Getting Sweaty: Staring Dead-Eyed at the Deadline
You're crafting an important presentation on a key project. It's 6 pm. The nerves are kicking in. Your idea stream has dried up and you're staring at the blinkety-blink of your cursor against the bare white page on your monitor.
In exactly seventeen hours, ten sets of eyeballs will be boring a hole through your brain as you unveil your latest creation. And, right now you haven't a clue where to go next.
What do you do?
We all get creative block but in order to conquer it, we have to change our perspective on a problem in order to uncover our next steps.
Years ago, Sting (the musician, not the wrestler), was quoted as saying, "An album is never completed...it is simply abandoned".

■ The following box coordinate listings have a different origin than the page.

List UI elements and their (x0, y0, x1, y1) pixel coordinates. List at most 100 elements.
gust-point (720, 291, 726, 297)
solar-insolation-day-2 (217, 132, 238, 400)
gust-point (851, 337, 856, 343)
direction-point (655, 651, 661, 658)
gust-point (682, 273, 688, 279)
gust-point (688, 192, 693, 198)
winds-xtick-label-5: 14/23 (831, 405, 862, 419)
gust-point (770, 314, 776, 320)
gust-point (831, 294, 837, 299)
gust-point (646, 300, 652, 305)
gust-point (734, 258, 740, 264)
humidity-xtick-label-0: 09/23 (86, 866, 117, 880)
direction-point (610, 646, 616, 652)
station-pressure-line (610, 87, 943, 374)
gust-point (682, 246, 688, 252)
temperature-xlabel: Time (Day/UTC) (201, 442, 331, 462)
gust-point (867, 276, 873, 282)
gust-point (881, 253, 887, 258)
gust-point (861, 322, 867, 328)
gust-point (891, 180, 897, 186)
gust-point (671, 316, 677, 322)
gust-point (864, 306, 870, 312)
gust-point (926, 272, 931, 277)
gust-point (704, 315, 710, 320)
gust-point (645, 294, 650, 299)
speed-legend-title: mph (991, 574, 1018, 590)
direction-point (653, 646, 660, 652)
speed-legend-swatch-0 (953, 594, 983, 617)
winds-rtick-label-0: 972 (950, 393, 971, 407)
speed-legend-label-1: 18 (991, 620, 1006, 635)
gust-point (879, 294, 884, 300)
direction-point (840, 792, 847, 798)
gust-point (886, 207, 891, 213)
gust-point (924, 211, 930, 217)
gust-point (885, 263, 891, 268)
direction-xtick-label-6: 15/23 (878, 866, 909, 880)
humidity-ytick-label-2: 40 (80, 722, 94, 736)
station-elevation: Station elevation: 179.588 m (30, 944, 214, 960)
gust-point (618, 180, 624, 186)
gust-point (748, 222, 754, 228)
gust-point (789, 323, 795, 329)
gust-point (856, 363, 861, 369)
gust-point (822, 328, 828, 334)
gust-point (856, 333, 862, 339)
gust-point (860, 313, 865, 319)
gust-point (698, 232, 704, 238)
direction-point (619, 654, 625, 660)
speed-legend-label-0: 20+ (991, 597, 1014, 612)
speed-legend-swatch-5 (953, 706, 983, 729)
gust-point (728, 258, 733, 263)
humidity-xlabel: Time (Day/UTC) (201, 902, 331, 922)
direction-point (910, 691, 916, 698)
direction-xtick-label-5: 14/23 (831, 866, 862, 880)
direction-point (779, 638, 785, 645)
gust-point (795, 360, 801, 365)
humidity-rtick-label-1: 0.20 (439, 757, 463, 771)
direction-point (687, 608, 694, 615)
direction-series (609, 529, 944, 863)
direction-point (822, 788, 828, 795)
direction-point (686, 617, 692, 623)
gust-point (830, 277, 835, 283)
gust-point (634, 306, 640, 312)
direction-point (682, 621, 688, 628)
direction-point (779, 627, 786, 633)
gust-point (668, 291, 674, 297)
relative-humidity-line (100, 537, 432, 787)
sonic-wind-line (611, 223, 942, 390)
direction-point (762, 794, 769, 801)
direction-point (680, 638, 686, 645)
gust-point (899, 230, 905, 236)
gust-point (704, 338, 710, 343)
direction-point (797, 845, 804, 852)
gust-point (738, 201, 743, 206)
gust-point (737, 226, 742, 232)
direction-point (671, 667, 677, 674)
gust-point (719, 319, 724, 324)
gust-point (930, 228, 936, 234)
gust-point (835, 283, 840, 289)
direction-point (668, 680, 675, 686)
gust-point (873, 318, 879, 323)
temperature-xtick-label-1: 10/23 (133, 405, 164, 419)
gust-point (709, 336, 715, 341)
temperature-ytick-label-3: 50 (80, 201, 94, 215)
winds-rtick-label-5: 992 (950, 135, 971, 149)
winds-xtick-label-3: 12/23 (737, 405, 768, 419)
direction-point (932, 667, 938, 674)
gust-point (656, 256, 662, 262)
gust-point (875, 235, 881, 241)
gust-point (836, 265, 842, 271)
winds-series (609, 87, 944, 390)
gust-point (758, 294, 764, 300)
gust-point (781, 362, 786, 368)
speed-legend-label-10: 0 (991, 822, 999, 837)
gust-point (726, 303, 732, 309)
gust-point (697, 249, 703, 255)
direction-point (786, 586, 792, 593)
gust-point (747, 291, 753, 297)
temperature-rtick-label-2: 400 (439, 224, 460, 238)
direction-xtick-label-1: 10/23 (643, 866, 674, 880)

There comes a point where there is simply nothing more to offer creatively.
The development and refinement of any given project is involving,
challenging and actually quite fun until you get to the "action" points near the end and the presentation that wraps it up in a nice tidy box. We love to theorize and speculate. We thrive on the "aha" moments and dread having to put it all together at the end - especially when it's our reputation on the line.
So, how do you summon up the inspiration to cross that finish line?
First, breathe. Then go take a walk, eat a banana or pull out your putter for a little office putt-putt. Do whatever you have to in order to clear your mind of your dilemma prior to kicking it back into gear again.
Now, collect your work. Make a pile and drop it on the floor - it doesn't matter if your notes get mixed up because they are just "your notes" - and technically, all a note is supposed to do is trigger a memory, right?
Pull out a sheet of paper or click on Word and create an outline as if you were starting from scratch.
By having mentally flushed your work in progress another step in the "notes" process, you'll ultimately free yourself from the constraints of your dead-end train of thought. It's kind of like putting together a jigsaw puzzle and then dumping it to start over - you'll start in a different place but you'll recognize shapes and colors so the assembly is much quicker the second time. You'll also see things you never noticed before as your mind re-analyzes data, consider new alternatives and uses your mental and physical notes to forge new ideas.
No doubt, that this "second time around" you'll gravitate towards the soul of your project and its presentation. Consequently, you will develop a sharper focus than you did the first time around.
Once you separate the core idea from the forest of data, your concept will be stronger and more convincing than ever.